Мой полет за челюскинцами

We use cookies. Read the Privacy and Cookie Policy

Мой полет за челюскинцами

Я находился в Харькове, когда пришла первая весть о гибели „Челюскина".

Мне попалась на глаза газета на украинском языке, и, как только я понял смысл телеграммы, меня потянуло на Север, туда где находились челюскинцы. После моей неудачи в большом перелете Москва — Камчатка — Москва я думал только о том, чтобы повторить этот перелет, и откровенно говоря, подготовил самолет к полету. Готовил я его будто бы для экспериментального полета.

Мне выделили самолет. Я оборудовал его при помощи актива комсомольцев 89-го завода. Самолет был готов к XVII партсъезду.

Открылся XVII партсъезд. Надо было доставлять матрицы „Правды" в Ленинград. Погода отвратительная. В Москве много снега, а в Ленинграде его не было. В Москве надо было подниматься на лыжах, а в Ленинграде спускаться на колесах. В воздухе колес не сменишь.

Мой самолет «Р-5» был приспособлен для больших перелетов. У меня был добавочный бак бензина, я брал с собой 1000 килограммов горючего. Поднимался в Москве на лыжах, не опускаясь, сбрасывал в Ленинграде матрицы и улетал обратно в Москву. За пятидневку я четыре раза был в Ленинграде. Всего сделал восемь рейсов.

Ленинградцы читали в один день с москвичами отчеты XVII партсъезда.

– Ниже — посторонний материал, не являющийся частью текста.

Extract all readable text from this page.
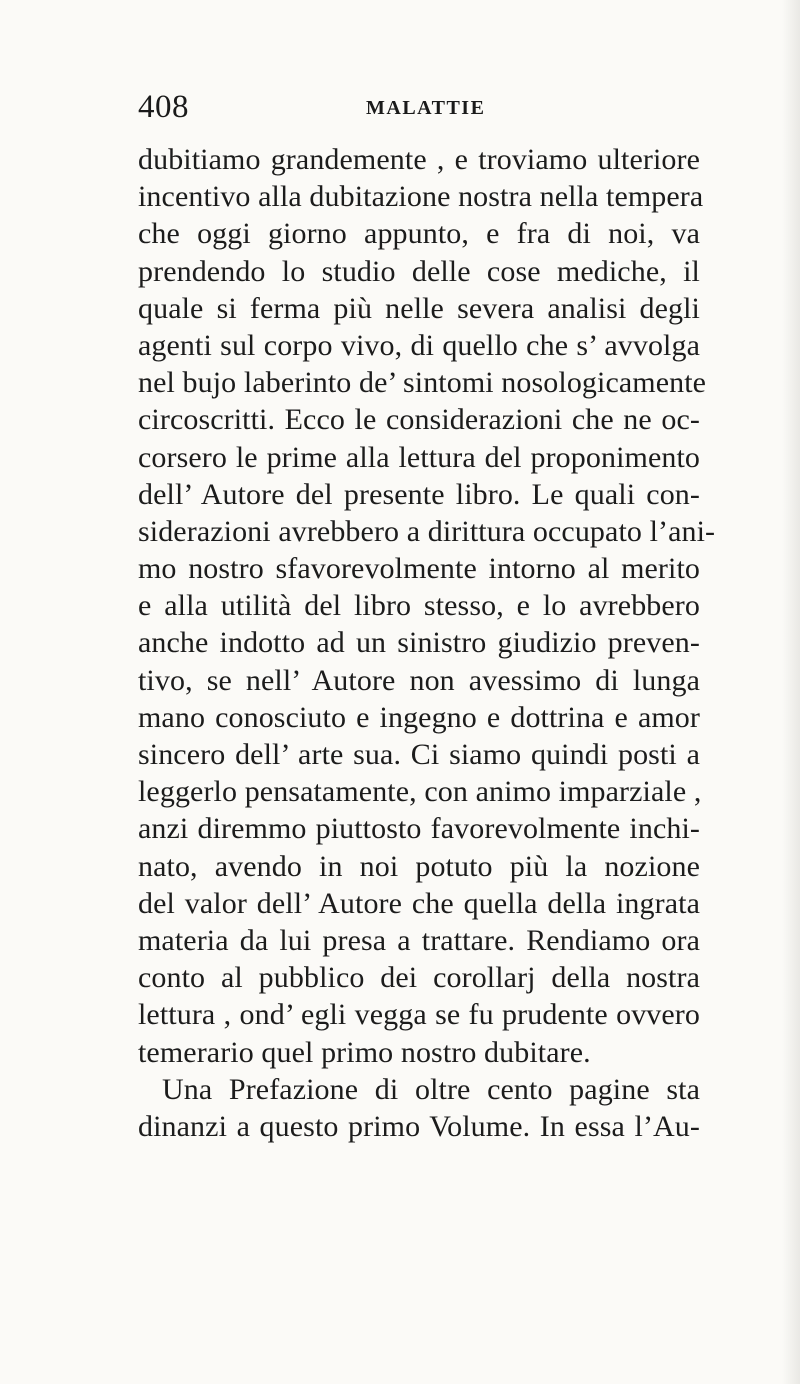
408	MALATTIE
dubitiamo grandemente , e troviamo ulteriore
incentivo alla dubitazione nostra nella tempera
che oggi giorno appunto, e fra di noi, va
prendendo lo studio delle cose mediche, il
quale si ferma più nelle severa analisi degli
agenti sul corpo vivo, di quello che s’ avvolga
nel bujo laberinto de’ sintomi nosologicamente
circoscritti. Ecco le considerazioni che ne oc-
corsero le prime alla lettura del proponimento
dell’ Autore del presente libro. Le quali con-
siderazioni avrebbero a dirittura occupato l’ani-
mo nostro sfavorevolmente intorno al merito
e alla utilità del libro stesso, e lo avrebbero
anche indotto ad un sinistro giudizio preven-
tivo, se nell’ Autore non avessimo di lunga
mano conosciuto e ingegno e dottrina e amor
sincero dell’ arte sua. Ci siamo quindi posti a
leggerlo pensatamente, con animo imparziale ,
anzi diremmo piuttosto favorevolmente inchi-
nato, avendo in noi potuto più la nozione
del valor dell’ Autore che quella della ingrata
materia da lui presa a trattare. Rendiamo ora
conto al pubblico dei corollarj della nostra
lettura , ond’ egli vegga se fu prudente ovvero
temerario quel primo nostro dubitare.
Una Prefazione di oltre cento pagine sta
dinanzi a questo primo Volume. In essa l’Au-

Но продолжим историю моего полета на помощь челюскинцам. Я вернулся в Москву из Харькова 26 февраля. Назначили мой экспериментальный полет на специально оборудованном самолете. Затем его отменили. Меня вызвал начальник трансавиации и спрашивает:

— Хорошо ли оборудован самолет?

— Хорошо.

— Ты бы полетел спасать челюскинцев?

— С удовольствием. Вот это будет полет!

Принесли карту. Я рассказал, как полечу. Начальник походил по комнате и спрашивает:

— Сколько тебе лет? Я говорю: — 34, а что?

— Поживи до 40 лет.

Я ему говорю, что челюскинцы моих 40 лет ждать не будут.

— Никуда вы, — говорит начальник, — не полетите.

— Сколько человек сидит на льдине? — спрашиваю.

— По газетам 104. А вы полетите, будет 106, потому что сломаете машину.

Я говорю, что будет не 106, а 105.

— Я один полечу, товарищ начальник.

Досада взяла меня. Даром я, что ли, самолет готовил и все обдумал и дренажные трубки приспособил, чтобы не мерзли? Давай полет — и все!

Однако решили:

— Пусть Водопьянов слетает на Сахалин и обратно с почтой. „Ладно, думаю, какая бы ни была бумажка, а я все-таки свое в жизнь проведу".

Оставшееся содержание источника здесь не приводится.